The whereabouts of chairman B. Ramalinga Raju, who quit on Wednesday after admitting that the company’s balance sheets were riddled with “fictitious” assets and “nonexistent” cash, were unclear, company spokeswoman Archana Uttapa said.
Trading on India’s stock exchanges was closed yesterday because of a holiday, but on Wednesday, news of the fraud by Satyam Computer Services Ltd dragged down the benchmark SENSEX stock index 7.3 percent — with Satyam’s shares plummeting nearly 78 percent.
Media reports have said that officials with the Securities and Exchange Board of India, which is investigating the incident, were traveling to the firm’s headquarters in Hyderabad, in southern India. But Uttapa said she was unaware that any such visit was planned.
Uttapa also sought to downplay Indian media reports saying many Satyam employees were worried about their jobs and getting their resumes ready.
“There is no concerted move by employees to quit and find new jobs as of now,” she said.
“All Satyam offices are open and working as normal,” she said.
The scandal, though, could ripple far beyond the Satyam offices.
“Much more than the fate of one company and its investors is at stake here, the scandal could taint the entire edifice of outsourcing,” the Hindustan Times, one of India’s most widely read newspapers, said in an editorial.
“This is a home-grown disaster,” the Indian Express said.
Satyam employs 53,000 people — among the 2 million Indians working in the country’s booming high-tech industry, which last year brought in an estimated US$40 billion.
While the accounting scandal raises questions about the quality of corporate governance in India, there were also plenty of comparisons to the collapse of the US energy giant Enron Corp.

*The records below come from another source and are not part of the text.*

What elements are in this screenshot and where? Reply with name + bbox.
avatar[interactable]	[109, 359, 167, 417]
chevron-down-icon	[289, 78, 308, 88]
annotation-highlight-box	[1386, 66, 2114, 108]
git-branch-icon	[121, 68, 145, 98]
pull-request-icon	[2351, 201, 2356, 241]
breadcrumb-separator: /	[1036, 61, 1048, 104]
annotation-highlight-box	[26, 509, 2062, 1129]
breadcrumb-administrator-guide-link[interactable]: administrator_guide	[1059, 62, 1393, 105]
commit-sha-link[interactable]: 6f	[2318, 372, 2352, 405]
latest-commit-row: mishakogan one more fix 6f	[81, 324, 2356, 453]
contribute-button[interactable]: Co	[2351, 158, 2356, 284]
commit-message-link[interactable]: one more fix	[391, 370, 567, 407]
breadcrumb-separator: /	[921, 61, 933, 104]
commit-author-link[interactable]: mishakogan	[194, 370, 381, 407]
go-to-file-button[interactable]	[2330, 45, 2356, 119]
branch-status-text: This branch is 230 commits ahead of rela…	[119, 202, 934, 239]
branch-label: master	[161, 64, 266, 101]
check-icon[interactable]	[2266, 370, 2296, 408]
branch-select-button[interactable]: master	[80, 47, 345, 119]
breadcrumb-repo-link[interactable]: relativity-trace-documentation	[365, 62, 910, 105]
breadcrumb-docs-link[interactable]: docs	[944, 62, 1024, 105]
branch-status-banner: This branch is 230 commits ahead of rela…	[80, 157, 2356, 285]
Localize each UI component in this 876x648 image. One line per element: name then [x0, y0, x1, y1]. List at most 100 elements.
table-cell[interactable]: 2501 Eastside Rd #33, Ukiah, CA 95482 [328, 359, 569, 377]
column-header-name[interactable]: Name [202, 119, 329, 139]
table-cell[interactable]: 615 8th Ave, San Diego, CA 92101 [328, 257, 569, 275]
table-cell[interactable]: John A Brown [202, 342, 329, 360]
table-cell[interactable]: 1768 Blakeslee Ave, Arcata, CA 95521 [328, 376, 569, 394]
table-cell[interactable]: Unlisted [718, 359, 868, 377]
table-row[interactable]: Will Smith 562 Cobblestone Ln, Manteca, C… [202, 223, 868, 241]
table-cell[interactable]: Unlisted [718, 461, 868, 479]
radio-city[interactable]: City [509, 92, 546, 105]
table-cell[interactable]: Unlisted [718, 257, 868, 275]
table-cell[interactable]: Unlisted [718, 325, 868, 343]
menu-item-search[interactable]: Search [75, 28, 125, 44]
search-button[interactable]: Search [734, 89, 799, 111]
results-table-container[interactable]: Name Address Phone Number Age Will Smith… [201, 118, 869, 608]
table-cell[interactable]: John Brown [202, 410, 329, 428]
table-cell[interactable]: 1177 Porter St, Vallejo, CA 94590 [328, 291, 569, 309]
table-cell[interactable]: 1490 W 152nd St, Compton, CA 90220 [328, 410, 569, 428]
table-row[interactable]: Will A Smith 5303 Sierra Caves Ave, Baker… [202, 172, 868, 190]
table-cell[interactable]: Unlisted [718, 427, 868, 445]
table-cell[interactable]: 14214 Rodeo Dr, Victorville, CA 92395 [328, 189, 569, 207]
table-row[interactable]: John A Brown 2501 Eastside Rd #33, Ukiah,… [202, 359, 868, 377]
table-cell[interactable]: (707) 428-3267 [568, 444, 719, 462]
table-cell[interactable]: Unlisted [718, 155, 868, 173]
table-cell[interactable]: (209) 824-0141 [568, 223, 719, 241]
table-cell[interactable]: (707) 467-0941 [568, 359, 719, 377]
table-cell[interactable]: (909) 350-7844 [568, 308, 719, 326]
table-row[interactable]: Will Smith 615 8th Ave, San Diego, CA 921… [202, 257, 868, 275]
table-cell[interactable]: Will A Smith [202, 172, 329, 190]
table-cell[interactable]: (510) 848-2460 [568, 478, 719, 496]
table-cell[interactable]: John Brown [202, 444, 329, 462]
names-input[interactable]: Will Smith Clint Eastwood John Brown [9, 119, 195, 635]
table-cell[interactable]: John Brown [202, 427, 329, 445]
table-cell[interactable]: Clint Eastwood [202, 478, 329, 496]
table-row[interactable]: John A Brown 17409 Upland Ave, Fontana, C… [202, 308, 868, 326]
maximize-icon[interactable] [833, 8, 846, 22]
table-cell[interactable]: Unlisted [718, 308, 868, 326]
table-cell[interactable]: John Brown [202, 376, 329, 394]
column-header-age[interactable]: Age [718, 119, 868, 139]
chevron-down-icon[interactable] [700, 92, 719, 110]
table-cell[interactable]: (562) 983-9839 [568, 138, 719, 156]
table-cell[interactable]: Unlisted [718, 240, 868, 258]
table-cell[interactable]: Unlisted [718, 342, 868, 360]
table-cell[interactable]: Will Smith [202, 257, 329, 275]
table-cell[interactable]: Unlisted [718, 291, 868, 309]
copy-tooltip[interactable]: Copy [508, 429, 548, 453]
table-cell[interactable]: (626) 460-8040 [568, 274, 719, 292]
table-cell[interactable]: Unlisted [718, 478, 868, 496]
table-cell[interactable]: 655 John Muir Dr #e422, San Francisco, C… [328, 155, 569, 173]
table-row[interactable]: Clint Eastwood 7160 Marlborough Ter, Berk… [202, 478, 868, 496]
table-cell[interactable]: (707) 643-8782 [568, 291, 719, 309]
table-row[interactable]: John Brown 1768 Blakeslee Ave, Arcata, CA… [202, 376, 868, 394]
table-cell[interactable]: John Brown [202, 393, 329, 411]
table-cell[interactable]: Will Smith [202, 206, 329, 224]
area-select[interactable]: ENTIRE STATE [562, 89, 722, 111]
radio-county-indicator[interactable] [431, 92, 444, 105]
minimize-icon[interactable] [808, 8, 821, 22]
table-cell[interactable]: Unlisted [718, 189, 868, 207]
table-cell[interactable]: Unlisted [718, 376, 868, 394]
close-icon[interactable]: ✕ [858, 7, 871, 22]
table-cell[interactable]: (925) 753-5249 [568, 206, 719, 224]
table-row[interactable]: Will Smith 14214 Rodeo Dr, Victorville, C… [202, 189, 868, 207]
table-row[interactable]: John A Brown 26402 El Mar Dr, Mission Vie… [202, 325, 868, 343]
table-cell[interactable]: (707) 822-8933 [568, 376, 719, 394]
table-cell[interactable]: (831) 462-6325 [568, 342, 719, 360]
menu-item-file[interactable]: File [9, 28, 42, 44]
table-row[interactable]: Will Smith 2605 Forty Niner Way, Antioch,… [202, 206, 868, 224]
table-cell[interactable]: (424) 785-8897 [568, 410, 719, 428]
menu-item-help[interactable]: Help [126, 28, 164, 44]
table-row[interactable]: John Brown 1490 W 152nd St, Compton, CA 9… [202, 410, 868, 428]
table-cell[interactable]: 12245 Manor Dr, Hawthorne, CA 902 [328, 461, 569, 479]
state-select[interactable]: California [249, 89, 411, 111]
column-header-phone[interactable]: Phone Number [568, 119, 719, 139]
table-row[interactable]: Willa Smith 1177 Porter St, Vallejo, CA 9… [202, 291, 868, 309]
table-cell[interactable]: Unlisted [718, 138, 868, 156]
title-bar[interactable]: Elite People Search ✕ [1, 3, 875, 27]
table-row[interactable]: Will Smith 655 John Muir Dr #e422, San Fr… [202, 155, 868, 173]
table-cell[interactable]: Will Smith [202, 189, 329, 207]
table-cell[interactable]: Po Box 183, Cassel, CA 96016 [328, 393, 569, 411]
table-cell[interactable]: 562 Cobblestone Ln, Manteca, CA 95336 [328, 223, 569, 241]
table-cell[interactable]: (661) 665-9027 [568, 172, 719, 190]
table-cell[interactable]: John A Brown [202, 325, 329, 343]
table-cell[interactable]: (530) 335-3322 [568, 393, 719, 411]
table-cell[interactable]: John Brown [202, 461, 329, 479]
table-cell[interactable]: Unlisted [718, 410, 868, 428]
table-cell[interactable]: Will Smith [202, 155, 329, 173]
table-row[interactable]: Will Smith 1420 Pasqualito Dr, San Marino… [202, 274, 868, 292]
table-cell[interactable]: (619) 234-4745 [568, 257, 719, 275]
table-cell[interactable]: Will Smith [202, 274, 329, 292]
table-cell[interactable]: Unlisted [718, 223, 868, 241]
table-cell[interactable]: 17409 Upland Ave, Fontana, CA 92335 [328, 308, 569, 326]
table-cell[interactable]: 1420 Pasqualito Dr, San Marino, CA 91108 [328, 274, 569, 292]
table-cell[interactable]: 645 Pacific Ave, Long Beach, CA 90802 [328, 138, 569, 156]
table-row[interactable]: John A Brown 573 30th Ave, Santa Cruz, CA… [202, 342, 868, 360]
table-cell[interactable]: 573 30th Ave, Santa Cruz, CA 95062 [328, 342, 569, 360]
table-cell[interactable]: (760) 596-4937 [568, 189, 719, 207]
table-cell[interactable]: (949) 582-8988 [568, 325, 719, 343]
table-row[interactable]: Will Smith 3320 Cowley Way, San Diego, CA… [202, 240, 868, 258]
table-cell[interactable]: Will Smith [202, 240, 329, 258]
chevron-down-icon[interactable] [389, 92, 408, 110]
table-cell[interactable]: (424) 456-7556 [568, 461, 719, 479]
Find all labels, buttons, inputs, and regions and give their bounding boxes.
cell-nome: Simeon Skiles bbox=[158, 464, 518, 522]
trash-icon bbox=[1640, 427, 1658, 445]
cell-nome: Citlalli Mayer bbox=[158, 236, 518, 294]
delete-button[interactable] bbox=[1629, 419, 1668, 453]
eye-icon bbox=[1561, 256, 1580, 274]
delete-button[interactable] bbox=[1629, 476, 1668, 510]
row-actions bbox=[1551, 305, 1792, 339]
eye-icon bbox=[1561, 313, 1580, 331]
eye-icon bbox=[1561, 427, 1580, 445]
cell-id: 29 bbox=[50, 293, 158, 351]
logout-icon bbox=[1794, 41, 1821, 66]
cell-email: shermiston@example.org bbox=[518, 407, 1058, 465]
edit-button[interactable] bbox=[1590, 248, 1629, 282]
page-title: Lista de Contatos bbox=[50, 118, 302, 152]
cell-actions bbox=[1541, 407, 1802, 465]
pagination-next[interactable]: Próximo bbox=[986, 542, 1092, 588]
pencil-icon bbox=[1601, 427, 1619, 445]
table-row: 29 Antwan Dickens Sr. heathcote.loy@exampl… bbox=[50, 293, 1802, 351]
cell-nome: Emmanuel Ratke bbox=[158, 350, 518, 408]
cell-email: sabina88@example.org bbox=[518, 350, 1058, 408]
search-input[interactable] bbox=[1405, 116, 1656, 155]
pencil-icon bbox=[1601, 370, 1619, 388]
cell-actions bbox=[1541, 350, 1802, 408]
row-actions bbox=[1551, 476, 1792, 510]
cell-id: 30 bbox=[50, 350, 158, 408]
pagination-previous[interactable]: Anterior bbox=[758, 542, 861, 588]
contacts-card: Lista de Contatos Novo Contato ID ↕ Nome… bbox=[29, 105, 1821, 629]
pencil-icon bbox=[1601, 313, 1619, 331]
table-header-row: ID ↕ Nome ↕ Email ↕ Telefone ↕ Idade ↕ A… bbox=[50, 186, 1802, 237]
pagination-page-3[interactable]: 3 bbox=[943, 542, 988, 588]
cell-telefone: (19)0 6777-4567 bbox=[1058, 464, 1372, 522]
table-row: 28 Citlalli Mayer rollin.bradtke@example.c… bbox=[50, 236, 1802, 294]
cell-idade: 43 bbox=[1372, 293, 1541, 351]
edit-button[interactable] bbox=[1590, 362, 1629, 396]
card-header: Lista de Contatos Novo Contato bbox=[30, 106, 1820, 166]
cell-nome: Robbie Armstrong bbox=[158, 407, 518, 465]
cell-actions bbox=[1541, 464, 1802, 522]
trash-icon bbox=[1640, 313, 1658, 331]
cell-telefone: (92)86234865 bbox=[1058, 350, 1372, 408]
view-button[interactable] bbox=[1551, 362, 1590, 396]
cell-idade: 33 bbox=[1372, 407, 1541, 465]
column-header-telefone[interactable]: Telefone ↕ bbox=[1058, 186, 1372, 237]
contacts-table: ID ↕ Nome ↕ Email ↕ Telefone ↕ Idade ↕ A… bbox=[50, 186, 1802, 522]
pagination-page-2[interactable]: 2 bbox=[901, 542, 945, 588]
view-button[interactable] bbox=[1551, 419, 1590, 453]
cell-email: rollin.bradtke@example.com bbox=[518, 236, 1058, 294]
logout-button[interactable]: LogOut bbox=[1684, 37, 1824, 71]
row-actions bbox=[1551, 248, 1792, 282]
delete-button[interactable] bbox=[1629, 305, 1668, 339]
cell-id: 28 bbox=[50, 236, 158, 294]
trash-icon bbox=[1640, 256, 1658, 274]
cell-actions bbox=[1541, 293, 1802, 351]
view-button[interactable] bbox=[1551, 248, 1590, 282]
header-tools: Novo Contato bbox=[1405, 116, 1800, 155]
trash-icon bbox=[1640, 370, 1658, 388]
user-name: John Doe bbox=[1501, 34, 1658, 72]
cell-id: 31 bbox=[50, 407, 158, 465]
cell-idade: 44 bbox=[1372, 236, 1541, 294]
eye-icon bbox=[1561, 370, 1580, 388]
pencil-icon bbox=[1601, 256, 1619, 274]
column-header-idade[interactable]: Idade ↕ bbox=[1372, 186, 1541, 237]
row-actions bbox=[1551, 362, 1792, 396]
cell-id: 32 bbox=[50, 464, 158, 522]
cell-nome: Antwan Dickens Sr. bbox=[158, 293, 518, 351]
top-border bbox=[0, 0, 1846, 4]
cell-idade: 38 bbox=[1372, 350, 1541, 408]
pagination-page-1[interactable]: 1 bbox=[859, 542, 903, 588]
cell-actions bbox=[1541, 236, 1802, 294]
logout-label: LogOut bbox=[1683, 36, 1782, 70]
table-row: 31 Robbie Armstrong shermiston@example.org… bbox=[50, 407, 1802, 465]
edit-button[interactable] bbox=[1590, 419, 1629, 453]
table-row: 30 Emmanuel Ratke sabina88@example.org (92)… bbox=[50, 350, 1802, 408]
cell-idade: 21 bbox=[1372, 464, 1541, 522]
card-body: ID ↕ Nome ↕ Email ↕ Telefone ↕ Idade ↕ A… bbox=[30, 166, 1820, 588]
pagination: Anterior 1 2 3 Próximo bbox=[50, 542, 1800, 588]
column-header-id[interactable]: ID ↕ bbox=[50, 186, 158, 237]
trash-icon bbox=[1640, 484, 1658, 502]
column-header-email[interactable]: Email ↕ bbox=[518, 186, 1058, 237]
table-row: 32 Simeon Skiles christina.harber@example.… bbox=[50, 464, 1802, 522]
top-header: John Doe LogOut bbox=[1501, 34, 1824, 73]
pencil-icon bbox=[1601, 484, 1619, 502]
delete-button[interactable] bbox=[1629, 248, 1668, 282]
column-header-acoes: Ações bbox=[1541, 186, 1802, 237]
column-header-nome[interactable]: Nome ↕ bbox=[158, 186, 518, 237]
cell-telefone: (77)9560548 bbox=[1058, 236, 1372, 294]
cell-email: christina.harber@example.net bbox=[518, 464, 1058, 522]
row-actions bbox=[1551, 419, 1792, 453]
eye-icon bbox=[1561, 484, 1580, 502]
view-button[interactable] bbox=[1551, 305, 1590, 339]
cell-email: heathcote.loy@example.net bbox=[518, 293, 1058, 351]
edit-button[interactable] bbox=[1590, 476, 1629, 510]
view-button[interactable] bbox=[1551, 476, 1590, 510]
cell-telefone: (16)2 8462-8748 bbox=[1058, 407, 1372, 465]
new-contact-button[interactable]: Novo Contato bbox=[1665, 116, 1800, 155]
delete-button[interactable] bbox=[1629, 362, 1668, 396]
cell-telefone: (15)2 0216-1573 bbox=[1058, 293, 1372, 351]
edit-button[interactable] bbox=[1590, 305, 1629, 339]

“India’s strength in recent years has been its ability to produce great companies, and allowing that reputation to fall by the wayside is not in anyone’s interest,” the Indian Express continued, adding that Enron’s failure came in an economy more regulated than India’s.
US energy giant Enron collapsed in 2001 after revelations that bosses hid company losses and hyped the stock’s value while selling their own shares on the sly, leading to prosecutions.
Auditors Arthur Andersen were also convicted after allegations that employees shredded documents to hide evidence relating to the scandal.
Satyam’s balance sheet contained a US$1 billion hole that could no longer be concealed after a deal intended to save the struggling company was abandoned, Raju said in a letter to the board on Wednesday.
Raju said that none of the other board members was aware of the firm’s actual financial situation and that no one had profited from the inflated results.